Essa é uma situação clássica de conflito entre a exigência formal do contratante (estádio) e a realidade econômica do prestador. A exigência por uma ONG (Associação ou Fundação) muitas vezes visa benefícios fiscais ou cumprimento da Política Nacional de Resíduos Sólidos (PNRS).
No entanto, ONGs não podem distribuir lucros, pois seu patrimônio e "superávit" (termo correto) devem ser reinvestidos na finalidade social.
Aqui estão as alternativas estruturais para organizar a operação dele, equilibrando o objetivo de lucro com a exigência formal:
1. Modelo Recomendado: Cooperativa de Reciclagem
A melhor forma jurídica que combina "trabalho coletivo", "venda de recicláveis" e "distribuição de renda aos membros" é a Cooperativa de Trabalho/Reciclagem.
Como funciona: Ele legaliza uma cooperativa, onde ele e os autônomos que o ajudam se tornam cooperados.
Lucro/Renda: Todo o valor da venda dos materiais (descontando custos) é distribuído entre os cooperados na forma de "sobras" ou pagamento por produção.
Nota Fiscal: A cooperativa emite nota fiscal para o estádio.
Vantagem: É reconhecida como empreendimento da economia solidária, atendendo à PNRS, permitindo lucro (na forma de renda) e retirando o caráter de "patrão" (atendendo à exigência de ONGs, mas com distribuição de renda)
2. Modelo Alternativo: Empresa de Impacto Social (Limitada)
Se o cliente é o dono absoluto e quer lucros, ele pode estruturar como uma Sociedade Limitada (LTDA) com foco em impacto socioambiental.
Como funciona: Cria uma empresa formal com CNAE de coleta de resíduos e comércio de recicláveis.
Argumentação com o Estádio: Apresentar a empresa como "Empresa B" ou de "Impacto", focada na coleta seletiva e destinação correta (PNRS).
Vantagem: Estrutura clara para distribuição de lucro, gestão totalmente dele e emissão de nota fiscal normal.
Risco: O estádio pode recusar se a exigência for estrita por uma entidade sem fins lucrativos.
3. "ONG com Gestão de Negócio Social" (Cuidado Jurídico)
Ele cria uma Associação (ONG), mas o estatuto prevê atividades econômicas para a própria sustentabilidade.
Como funciona: A associação é dona dos equipamentos e tem o contrato. Os funcionários (autônomos) são pagos.
O "Lucro": Para ele receber, ele não pode tirar "lucro" direto. Ele deve ser contratado como gestor/diretor da ONG (funcionário CLT ou PJ) com um salário pro labore condizente com o mercado.

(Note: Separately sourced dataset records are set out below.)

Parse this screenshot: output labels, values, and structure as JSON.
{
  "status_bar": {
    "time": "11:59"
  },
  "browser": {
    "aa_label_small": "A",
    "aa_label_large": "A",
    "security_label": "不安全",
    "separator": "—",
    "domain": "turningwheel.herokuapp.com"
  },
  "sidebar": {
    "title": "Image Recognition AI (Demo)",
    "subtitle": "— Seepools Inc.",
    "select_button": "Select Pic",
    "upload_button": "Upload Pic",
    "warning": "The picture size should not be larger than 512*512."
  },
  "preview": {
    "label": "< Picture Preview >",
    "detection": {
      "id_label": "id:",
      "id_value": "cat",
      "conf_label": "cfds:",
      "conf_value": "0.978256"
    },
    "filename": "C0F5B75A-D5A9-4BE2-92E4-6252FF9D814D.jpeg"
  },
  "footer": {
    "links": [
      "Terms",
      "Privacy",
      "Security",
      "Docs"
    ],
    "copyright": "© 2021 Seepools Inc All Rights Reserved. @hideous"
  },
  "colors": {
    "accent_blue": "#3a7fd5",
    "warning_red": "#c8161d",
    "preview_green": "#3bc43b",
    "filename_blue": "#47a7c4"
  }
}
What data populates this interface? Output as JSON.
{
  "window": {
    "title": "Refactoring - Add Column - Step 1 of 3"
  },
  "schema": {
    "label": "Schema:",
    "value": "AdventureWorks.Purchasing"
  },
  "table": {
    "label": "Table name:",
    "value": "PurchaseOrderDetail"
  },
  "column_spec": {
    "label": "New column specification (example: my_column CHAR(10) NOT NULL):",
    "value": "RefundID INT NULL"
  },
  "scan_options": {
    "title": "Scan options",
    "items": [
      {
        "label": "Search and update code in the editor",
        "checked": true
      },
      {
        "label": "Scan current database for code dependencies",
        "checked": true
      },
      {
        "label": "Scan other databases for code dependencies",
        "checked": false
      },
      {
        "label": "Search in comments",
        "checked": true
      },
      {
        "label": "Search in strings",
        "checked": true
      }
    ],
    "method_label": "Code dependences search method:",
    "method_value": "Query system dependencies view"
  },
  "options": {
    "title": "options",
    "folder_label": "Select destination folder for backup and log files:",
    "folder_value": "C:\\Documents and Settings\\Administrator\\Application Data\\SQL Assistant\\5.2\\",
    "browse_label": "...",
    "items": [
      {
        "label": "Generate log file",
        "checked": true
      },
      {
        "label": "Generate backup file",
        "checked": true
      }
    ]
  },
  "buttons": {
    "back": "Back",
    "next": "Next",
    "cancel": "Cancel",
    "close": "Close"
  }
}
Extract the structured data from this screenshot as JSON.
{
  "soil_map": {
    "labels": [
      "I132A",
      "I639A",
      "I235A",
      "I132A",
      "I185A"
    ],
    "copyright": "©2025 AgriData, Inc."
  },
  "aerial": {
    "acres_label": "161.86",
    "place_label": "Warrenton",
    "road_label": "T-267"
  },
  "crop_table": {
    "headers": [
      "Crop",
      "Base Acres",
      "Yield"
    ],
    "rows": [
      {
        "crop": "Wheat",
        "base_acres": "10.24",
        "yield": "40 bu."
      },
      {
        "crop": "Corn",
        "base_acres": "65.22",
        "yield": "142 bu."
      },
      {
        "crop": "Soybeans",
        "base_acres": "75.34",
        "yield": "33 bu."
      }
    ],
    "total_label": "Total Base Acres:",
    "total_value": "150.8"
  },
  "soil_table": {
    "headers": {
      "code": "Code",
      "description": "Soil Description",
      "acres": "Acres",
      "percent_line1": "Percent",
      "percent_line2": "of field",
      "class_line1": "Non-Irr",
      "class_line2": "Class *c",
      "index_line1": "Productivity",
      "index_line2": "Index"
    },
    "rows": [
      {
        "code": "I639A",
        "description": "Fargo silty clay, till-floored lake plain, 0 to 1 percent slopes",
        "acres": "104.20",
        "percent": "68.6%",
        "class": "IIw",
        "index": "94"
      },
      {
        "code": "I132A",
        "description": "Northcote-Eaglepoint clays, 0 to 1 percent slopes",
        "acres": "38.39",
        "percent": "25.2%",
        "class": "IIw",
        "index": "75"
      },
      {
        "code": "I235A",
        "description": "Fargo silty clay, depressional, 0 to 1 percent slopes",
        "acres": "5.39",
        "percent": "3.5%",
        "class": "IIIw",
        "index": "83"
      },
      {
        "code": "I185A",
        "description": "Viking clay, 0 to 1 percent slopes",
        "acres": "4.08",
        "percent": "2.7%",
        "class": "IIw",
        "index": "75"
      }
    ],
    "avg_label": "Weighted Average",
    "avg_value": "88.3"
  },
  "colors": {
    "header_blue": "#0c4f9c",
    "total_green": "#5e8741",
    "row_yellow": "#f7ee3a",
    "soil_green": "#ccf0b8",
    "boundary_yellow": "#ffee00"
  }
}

Risco: Se o "restante" que sobra for muito alto e for todo para ele, caracteriza distribuição disfarçada de lucros, o que pode anular a isenção fiscal da ONG.
4. Modelo de Microempresa (ME) ou EPP
Se o MEI ultrapassou o faturamento (provável, dado o volume de estádios), ele deve migrar para ME ou EPP. A estratégia é a mesma da Limitada (item 2), focando na emissão de nota fiscal e profissionalização, sem tentar se disfarçar de ONG.
Resumo da Recomendação ao Cliente
Avaliar a exigência do Estádio: É apenas "papel" (necessidade de nota de associação) ou eles querem uma entidade filantrópica?
Se for "papel": Cooperativa é o melhor caminho. Formaliza os autônomos, emite nota, cumpre a lei e gera renda para ele.
Se for lucro absoluto: LTDA (Empresa de Impacto). Tentar justificar o "social" do negócio através da reciclagem, mas com fins lucrativos.
Pontos de atenção: A coleta de recicláveis exige licenças ambientais, especialmente operando dentro de estádios (grandes geradores). Ele precisará emitir nota fiscal de venda dos recicláveis, mesmo como associação.